Island Mode Frequency Control


We have a manufacturing facility with our power generation through 15MW STG and multiple 2MW DGs. DGs are the only machines capable of providing black start, and the STG is then synchronized afterwards. All generators are running in droop mode (STG droop: 4%, DGs droop: 5%).

In the above scenario with no generator on frequency control, how is the grid frequency controlled at 50Hz?

There would be two (2) ways to accomplish frequency control under the conditions you have described.

The operators would have to be manually adjusting the loads of one or more generator-sets to maintain the desired frequency.

Or, there is some kind of frequency monitoring and control system that sends signals to the prime mover control systems (the "governors") to control frequency. A common name for such a system is Power Management System (PMS), but there are many other names and abbreviations' as well.
Because likely you are connected to the local electrical grid, and you are locked to its frequency.

Only if the local grid has blacked out is there no frequency reference for your generators.

Is your black start from a complete local grid failure or an electrical blackout just on your site?
Can the local grid support your plant load?

PC Load Letter

I saw in the other post that you have a woodward 505e governor control system.
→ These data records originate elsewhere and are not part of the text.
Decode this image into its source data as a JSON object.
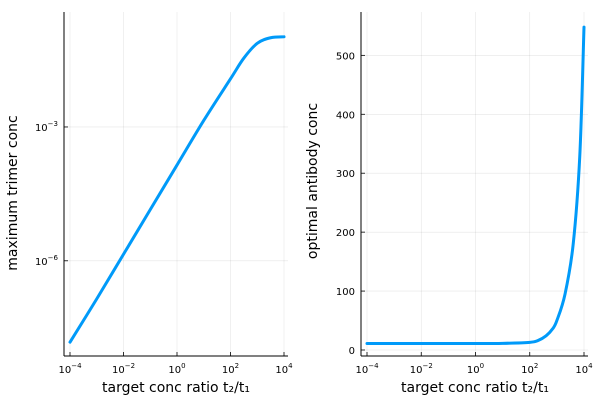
{
  "chart_data": [
    {
      "type": "line",
      "xscale": "log10",
      "yscale": "log10",
      "xlabel": "target conc ratio t₂/t₁",
      "ylabel": "maximum trimer conc",
      "xlim": [
        0.0001,
        10000
      ],
      "ylim": [
        1e-08,
        0.25
      ],
      "grid": true,
      "legend": "none",
      "xticks": [
        {
          "value": 0.0001,
          "base": "10",
          "exp": "−4"
        },
        {
          "value": 0.01,
          "base": "10",
          "exp": "−2"
        },
        {
          "value": 1,
          "base": "10",
          "exp": "0"
        },
        {
          "value": 100,
          "base": "10",
          "exp": "2"
        },
        {
          "value": 10000,
          "base": "10",
          "exp": "4"
        }
      ],
      "yticks": [
        {
          "value": 1e-06,
          "base": "10",
          "exp": "−6"
        },
        {
          "value": 0.001,
          "base": "10",
          "exp": "−3"
        }
      ],
      "series": [
        {
          "color": "#009af9",
          "x": [
            0.0001,
            0.001,
            0.01,
            0.1,
            1,
            10,
            100,
            316,
            1000,
            3162,
            10000
          ],
          "y": [
            1.5e-08,
            1.4e-07,
            1.4e-06,
            1.4e-05,
            0.00014,
            0.0014,
            0.012,
            0.035,
            0.075,
            0.1,
            0.105
          ]
        }
      ]
    },
    {
      "type": "line",
      "xscale": "log10",
      "yscale": "linear",
      "xlabel": "target conc ratio t₂/t₁",
      "ylabel": "optimal antibody conc",
      "xlim": [
        0.0001,
        10000
      ],
      "ylim": [
        0,
        560
      ],
      "grid": true,
      "legend": "none",
      "xticks": [
        {
          "value": 0.0001,
          "base": "10",
          "exp": "−4"
        },
        {
          "value": 0.01,
          "base": "10",
          "exp": "−2"
        },
        {
          "value": 1,
          "base": "10",
          "exp": "0"
        },
        {
          "value": 100,
          "base": "10",
          "exp": "2"
        },
        {
          "value": 10000,
          "base": "10",
          "exp": "4"
        }
      ],
      "yticks": [
        {
          "value": 0,
          "label": "0"
        },
        {
          "value": 100,
          "label": "100"
        },
        {
          "value": 200,
          "label": "200"
        },
        {
          "value": 300,
          "label": "300"
        },
        {
          "value": 400,
          "label": "400"
        },
        {
          "value": 500,
          "label": "500"
        }
      ],
      "series": [
        {
          "color": "#009af9",
          "x": [
            0.0001,
            0.001,
            0.01,
            0.1,
            1,
            10,
            100,
            200,
            400,
            700,
            1000,
            2000,
            4000,
            7000,
            10000
          ],
          "y": [
            11,
            11,
            11,
            11,
            11,
            11.3,
            13,
            16,
            24,
            36,
            50,
            95,
            180,
            330,
            548
          ]
        }
      ]
    }
  ]
}
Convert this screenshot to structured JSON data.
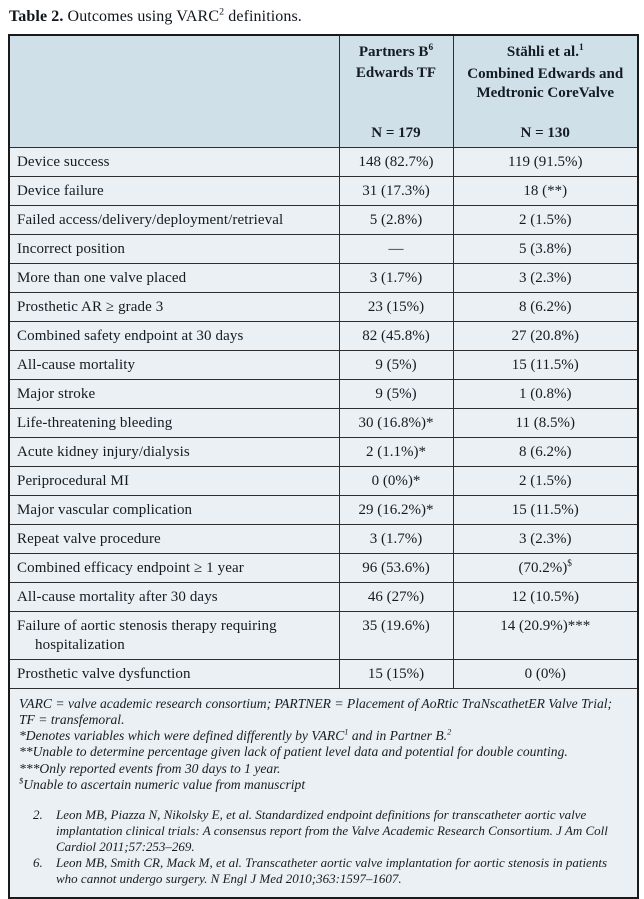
{
  "colors": {
    "body_cell_bg": "#eaf0f3",
    "header_cell_bg": "#cfe0e9",
    "border": "#1a1a1a",
    "text": "#151b23"
  },
  "title": {
    "bold": "Table 2.",
    "rest": [
      {
        "t": " Outcomes using VARC"
      },
      {
        "t": "2",
        "sup": true
      },
      {
        "t": " definitions."
      }
    ]
  },
  "table": {
    "header": {
      "col_partners": {
        "line1": [
          {
            "t": "Partners B"
          },
          {
            "t": "6",
            "sup": true
          }
        ],
        "line2": "Edwards TF",
        "n": "N = 179"
      },
      "col_stahli": {
        "line1": [
          {
            "t": "Stähli et al."
          },
          {
            "t": "1",
            "sup": true
          }
        ],
        "line2": "Combined Edwards and Medtronic CoreValve",
        "n": "N = 130"
      }
    },
    "rows": [
      {
        "label": "Device success",
        "partners": "148 (82.7%)",
        "stahli": "119 (91.5%)"
      },
      {
        "label": "Device failure",
        "partners": "31 (17.3%)",
        "stahli": "18 (**)"
      },
      {
        "label": "Failed access/delivery/deployment/retrieval",
        "partners": "5 (2.8%)",
        "stahli": "2 (1.5%)"
      },
      {
        "label": "Incorrect position",
        "partners": "—",
        "stahli": "5 (3.8%)"
      },
      {
        "label": "More than one valve placed",
        "partners": "3 (1.7%)",
        "stahli": "3 (2.3%)"
      },
      {
        "label": "Prosthetic AR ≥ grade 3",
        "partners": "23 (15%)",
        "stahli": "8 (6.2%)"
      },
      {
        "label": "Combined safety endpoint at 30 days",
        "partners": "82 (45.8%)",
        "stahli": "27 (20.8%)"
      },
      {
        "label": "All-cause mortality",
        "partners": "9 (5%)",
        "stahli": "15 (11.5%)"
      },
      {
        "label": "Major stroke",
        "partners": "9 (5%)",
        "stahli": "1 (0.8%)"
      },
      {
        "label": "Life-threatening bleeding",
        "partners": "30 (16.8%)*",
        "stahli": "11 (8.5%)"
      },
      {
        "label": "Acute kidney injury/dialysis",
        "partners": "2 (1.1%)*",
        "stahli": "8 (6.2%)"
      },
      {
        "label": "Periprocedural MI",
        "partners": "0 (0%)*",
        "stahli": "2 (1.5%)"
      },
      {
        "label": "Major vascular complication",
        "partners": "29 (16.2%)*",
        "stahli": "15 (11.5%)"
      },
      {
        "label": "Repeat valve procedure",
        "partners": "3 (1.7%)",
        "stahli": "3 (2.3%)"
      },
      {
        "label": "Combined efficacy endpoint ≥ 1 year",
        "partners": "96 (53.6%)",
        "stahli": "(70.2%)",
        "stahli_sup": "$"
      },
      {
        "label": "All-cause mortality after 30 days",
        "partners": "46 (27%)",
        "stahli": "12 (10.5%)"
      },
      {
        "label": "Failure of aortic stenosis therapy requiring hospitalization",
        "partners": "35 (19.6%)",
        "stahli": "14 (20.9%)***"
      },
      {
        "label": "Prosthetic valve dysfunction",
        "partners": "15 (15%)",
        "stahli": "0 (0%)"
      }
    ]
  },
  "footnotes": [
    [
      {
        "t": "VARC = valve academic research consortium; PARTNER = Placement of AoRtic TraNscathetER Valve Trial; TF = transfemoral."
      }
    ],
    [
      {
        "t": "*Denotes variables which were defined differently by VARC"
      },
      {
        "t": "1",
        "sup": true
      },
      {
        "t": " and in Partner B."
      },
      {
        "t": "2",
        "sup": true
      }
    ],
    [
      {
        "t": "**Unable to determine percentage given lack of patient level data and potential for double counting."
      }
    ],
    [
      {
        "t": "***Only reported events from 30 days to 1 year."
      }
    ],
    [
      {
        "t": "$",
        "sup": true
      },
      {
        "t": "Unable to ascertain numeric value from manuscript"
      }
    ]
  ],
  "references": [
    {
      "num": "2.",
      "text": "Leon MB, Piazza N, Nikolsky E, et al. Standardized endpoint definitions for transcatheter aortic valve implantation clinical trials: A consensus report from the Valve Academic Research Consortium. J Am Coll Cardiol 2011;57:253–269."
    },
    {
      "num": "6.",
      "text": "Leon MB, Smith CR, Mack M, et al. Transcatheter aortic valve implantation for aortic stenosis in patients who cannot undergo surgery. N Engl J Med 2010;363:1597–1607."
    }
  ]
}
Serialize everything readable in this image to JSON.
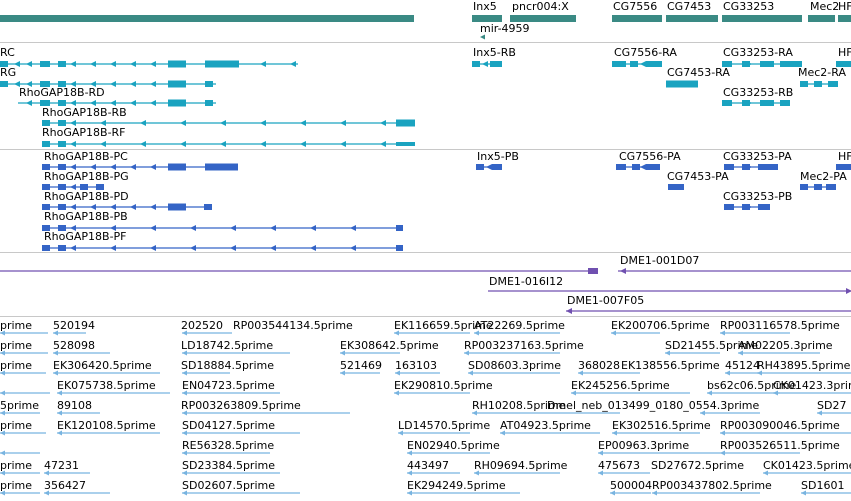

Is that just for the steam turbine or for all the DG's as well ? What you need is something called a Isochronous load sharing scheme to maintain the frequency during load variations.

If you have Woodward 505E's & DSLC's (Digital Synchronizer & Load control ) on all the units then you can potentially set up a load sharing system over the "Lon" network. Setup is relatively simple and it works well.

Just call Woodward application group; the ones I know based out of fort collins are a good bunch they will help you out ( might try to sell you something new as 505E's are kind of a retired unit ; you cant buy them for new projects, but they still support them)

If you have different governor then you need to hunt for a third party load sharing controller which will work with all your different governors .... from experience that's a cash pit.
Interesting question. First, let's speak same language.

1. Droop control is when generator reacts of CHANGE of frequency, not controlling it. It's generally done when you're on the grid, some grid operators advise or even demand you to have some spare capacity (like 5% of load) and to be able react at certain speed and droop %.

2. Isochronous control does not care about frequency change it case about actual frequency setpoint (in your case 50 HZ). For small generators you have you will not run isoch on grid (say grid is 49.99HZ and your
setpoint is 50HZ which means you generator will go to MAX load trying to reach setpoint without no effect on grid (it's huge compare to your generator)).

3. Check your knowledge of present control systems of 2MW and 15MW units control systems. It's require to understand ability to add/modify logic to get add functionality you need.

4. Verify your plant load. If it's too low you need to prepare for scenario of going to island mode with all three units at 100% load (15+2+2=19MW) and sudden drop to you plant load (say 1MW). You control have to be able to STOP or quickly reduce load without going to over speed or over frequency(there are generator protection setpoint for that which may need to be checked). Some plant may even have load shedding system or automatic sequence in case of your tieline/ main grid breaker open event (may be you have DCS or some other upper level control control system).

5. Consider black start scenario with following steps:
a. start 2MW on black start to get power for aux systems to start 15MW units. Start 2MW in isoch.

b. start 15MW in isoch. once it's synced 2MW unit shall go to droop. General practice is that the biggest machine is maintaining frequency (isoch) and smaller and more fast loading machines responding to frequency changes (droop).

c. Once grid is back sync main breaker to adjusting speed and excitation voltage of units to sync back.

d. after plant is back on the grid switch all machines back to droop.

5. Read about load sharing and check if it make sense to do that. You can make isoch load sharing when all units run in isoch and not fighting each other, but it require some compex control and may be additional IO between controllers.

6. Check if you can implement control in upper level standalone system (DCS) or add new PLC or whatever control you find acceptable/reliable.

There are so many things to be discovered which require modification and probably testing/tuning to achieve flawless operation. Main things to consider are above, the rest you can figure out on the way.

Have fun! Plan first and implement after.